Tutti vorremmo assistere al trionfo della puttanata secondo la quale un album, se di ottimo valore, si farà pubblicità da solo grazie al semplice passaparola, figuriamoci nell’epoca dei social network. Non è così, anche se ci sono situazioni in cui questo può certamente accadere e, in certi casi, perfino funzionare. Ma generalmente non sarà mai così. Se è assodato che nel mondo della musica non girano più i quattrini degli anni Ottanta e Novanta, ci sono etichette discografiche che lentamente hanno cannibalizzato un mondo intero: lasciate perdere le label di settore a cui vi eravate affezionati, perché i tempi trascorsi a ragionare del lavoro svolto da Earache o Peaceville sono definitivamente fottuti.
Oggi se vuoi essere un colosso non dovrai più scegliere una strada e battere soltanto quella – purché lo si faccia nella miglior maniera possibile – ma sarà necessario che tutti lavorino per te.
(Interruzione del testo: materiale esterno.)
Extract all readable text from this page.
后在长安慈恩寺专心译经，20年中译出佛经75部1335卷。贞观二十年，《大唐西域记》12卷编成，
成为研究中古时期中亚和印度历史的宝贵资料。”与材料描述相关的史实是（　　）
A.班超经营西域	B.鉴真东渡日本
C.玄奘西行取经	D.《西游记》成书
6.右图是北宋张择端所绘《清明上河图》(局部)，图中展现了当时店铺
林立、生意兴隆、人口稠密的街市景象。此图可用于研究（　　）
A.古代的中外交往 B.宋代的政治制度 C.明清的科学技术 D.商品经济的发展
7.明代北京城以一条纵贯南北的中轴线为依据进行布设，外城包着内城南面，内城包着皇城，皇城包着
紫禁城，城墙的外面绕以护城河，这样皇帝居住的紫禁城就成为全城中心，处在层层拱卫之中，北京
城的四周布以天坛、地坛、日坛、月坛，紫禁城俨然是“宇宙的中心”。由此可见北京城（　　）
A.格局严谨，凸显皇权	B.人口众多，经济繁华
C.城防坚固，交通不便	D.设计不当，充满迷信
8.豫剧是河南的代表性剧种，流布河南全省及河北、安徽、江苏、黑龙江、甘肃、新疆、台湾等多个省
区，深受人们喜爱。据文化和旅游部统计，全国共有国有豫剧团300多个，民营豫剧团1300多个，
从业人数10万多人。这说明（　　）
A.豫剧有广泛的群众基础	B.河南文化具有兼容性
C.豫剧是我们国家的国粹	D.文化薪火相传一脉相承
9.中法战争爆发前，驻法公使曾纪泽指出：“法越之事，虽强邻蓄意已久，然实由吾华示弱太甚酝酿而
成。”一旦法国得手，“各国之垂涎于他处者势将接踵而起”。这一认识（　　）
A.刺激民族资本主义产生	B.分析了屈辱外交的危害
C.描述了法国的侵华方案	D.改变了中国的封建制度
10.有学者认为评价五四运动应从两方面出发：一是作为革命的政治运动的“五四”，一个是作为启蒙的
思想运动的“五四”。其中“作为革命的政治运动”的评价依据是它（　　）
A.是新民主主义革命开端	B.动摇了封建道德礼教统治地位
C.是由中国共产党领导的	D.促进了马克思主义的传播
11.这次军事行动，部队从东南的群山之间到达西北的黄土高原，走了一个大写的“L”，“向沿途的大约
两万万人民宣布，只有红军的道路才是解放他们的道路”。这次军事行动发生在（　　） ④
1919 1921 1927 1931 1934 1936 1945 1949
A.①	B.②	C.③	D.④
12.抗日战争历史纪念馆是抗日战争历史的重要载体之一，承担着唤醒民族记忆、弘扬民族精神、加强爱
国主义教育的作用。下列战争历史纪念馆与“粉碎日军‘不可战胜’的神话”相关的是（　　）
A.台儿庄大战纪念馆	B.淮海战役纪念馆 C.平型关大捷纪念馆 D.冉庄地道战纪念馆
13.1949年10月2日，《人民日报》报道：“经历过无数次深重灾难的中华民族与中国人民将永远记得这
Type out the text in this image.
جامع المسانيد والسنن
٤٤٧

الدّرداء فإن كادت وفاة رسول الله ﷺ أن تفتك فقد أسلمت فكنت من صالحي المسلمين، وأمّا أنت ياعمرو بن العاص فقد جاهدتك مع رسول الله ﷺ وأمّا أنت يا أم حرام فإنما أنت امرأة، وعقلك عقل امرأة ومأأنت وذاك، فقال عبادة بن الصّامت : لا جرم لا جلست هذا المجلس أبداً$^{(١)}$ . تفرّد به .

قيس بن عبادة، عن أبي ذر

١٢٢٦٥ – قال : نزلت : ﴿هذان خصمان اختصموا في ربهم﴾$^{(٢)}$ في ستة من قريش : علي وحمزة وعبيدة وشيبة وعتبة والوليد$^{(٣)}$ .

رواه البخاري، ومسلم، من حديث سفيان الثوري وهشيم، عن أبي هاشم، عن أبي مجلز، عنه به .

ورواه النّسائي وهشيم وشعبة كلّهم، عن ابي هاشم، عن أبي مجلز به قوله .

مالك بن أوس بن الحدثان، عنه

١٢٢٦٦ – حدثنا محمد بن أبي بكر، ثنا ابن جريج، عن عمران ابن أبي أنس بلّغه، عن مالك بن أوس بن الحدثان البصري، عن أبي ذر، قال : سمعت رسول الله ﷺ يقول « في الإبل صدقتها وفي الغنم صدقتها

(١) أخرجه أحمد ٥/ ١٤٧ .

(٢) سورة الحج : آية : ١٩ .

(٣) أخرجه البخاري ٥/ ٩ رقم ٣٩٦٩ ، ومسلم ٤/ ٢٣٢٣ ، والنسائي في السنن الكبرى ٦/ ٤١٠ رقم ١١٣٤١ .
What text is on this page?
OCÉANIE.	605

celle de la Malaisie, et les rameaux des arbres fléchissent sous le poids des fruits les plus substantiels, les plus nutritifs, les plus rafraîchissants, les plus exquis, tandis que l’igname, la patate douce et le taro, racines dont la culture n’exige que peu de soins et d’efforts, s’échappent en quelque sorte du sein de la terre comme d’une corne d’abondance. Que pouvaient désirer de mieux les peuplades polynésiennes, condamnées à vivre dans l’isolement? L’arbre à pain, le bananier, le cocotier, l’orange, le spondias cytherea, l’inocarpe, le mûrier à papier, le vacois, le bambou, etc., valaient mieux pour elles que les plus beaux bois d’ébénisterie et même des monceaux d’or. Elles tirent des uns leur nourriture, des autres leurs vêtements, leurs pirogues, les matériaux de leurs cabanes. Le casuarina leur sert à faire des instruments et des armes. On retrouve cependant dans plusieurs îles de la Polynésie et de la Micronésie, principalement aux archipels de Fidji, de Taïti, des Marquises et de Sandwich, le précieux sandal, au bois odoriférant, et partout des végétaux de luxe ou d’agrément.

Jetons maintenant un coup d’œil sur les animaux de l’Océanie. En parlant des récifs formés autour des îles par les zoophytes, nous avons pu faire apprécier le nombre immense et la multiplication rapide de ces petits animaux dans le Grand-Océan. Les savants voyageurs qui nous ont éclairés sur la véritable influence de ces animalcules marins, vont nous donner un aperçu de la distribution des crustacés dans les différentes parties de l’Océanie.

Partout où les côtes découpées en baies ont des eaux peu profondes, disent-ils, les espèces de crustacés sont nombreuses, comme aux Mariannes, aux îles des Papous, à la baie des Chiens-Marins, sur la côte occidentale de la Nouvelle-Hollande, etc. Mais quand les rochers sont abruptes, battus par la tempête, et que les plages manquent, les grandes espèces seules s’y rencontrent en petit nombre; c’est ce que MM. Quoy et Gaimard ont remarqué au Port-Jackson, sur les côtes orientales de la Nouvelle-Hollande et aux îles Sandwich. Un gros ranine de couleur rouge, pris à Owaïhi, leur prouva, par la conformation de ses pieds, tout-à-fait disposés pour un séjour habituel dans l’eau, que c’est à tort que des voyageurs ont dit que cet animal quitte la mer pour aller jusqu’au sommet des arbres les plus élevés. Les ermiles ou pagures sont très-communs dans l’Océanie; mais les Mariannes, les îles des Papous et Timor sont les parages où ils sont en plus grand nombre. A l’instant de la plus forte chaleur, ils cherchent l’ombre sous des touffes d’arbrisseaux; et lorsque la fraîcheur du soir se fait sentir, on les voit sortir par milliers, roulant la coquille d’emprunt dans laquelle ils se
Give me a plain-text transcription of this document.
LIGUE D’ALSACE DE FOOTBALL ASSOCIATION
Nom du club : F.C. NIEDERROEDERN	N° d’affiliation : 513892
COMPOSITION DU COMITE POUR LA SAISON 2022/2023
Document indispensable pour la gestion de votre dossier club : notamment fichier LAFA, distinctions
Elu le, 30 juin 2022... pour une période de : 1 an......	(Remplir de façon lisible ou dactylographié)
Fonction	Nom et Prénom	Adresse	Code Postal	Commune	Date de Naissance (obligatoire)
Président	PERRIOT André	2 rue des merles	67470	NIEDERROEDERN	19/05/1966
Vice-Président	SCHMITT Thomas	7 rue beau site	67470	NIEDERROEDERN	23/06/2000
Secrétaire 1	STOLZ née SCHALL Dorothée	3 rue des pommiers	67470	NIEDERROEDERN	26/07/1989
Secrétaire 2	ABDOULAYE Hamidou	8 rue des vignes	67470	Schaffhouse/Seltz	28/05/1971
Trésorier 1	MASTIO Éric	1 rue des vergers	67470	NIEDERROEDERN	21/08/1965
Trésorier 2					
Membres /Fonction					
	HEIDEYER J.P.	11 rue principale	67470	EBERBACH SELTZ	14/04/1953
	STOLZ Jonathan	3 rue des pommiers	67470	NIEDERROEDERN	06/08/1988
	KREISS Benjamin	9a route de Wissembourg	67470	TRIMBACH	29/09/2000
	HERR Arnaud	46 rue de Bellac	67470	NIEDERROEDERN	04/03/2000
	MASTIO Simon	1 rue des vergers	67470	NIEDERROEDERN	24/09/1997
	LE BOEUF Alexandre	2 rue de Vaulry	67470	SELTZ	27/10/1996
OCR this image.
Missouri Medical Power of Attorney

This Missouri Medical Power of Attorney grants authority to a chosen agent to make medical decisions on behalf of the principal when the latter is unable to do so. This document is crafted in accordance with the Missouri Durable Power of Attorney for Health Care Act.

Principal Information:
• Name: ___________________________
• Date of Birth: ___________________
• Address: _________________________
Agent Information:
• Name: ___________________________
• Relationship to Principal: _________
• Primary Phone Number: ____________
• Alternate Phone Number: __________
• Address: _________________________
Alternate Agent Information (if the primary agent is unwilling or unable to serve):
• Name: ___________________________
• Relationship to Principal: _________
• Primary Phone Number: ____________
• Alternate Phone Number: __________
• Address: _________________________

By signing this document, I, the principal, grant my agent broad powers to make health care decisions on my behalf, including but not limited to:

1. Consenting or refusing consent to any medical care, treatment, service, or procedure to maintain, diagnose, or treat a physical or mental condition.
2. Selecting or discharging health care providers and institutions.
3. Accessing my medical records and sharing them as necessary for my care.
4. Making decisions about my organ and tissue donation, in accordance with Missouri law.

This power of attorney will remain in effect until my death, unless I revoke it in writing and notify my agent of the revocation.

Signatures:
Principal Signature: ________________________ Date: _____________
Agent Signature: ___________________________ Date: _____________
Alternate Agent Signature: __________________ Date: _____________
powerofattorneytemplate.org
Non per qualcun altro, proprio per te: fanculo la concorrenza e fanculo le etichette specializzate. Motivo per cui me ne ritorno a seguire le nuove uscite, e la prima cosa che mi salta all’occhio è: dai, i Kreator non sono più su SPV, hanno firmato per Nuclear Blast. Che poi è la stessa casa discografica, vado in ordine alfabetico, di Accept, Blind Guardian, Death Angel, Dimmu Borgir e dei nostri Fleshgod Apocalypse. I Grand Magus, Cristo, i Grand Magus. Oltre agli In Flames ed ai Meshuggah, oppure i Nightwish buttati nello stesso calderone dei Soulfly. Ci sono pure quei giocherelloni dei Therion, che mi hanno fatto perdere tre ore moltiplicate per più di un intero ascolto dietro all’ultimo disco, e naturalmente non mancano all’appello i Vader. Su qualunque aspetto del metal andrai a puntare il mirino, individuerai gente che è sotto contratto con l’etichetta fondata da Markus Staiger: vi ricordate le loro storiche compilation, e di cosa si occupavano precisamente? Il problema è che poi una casa discografica finirà col determinare delle linee comuni da seguire per rendere più accattivante e vendibile la propria proposta, tipo, far suonare i gruppi secondo certi standard o canoni, e lasciando magari una maggiore libertà artistica soltanto ad alcuni di questi. Come per fortuna è accaduto ai Paradise Lost.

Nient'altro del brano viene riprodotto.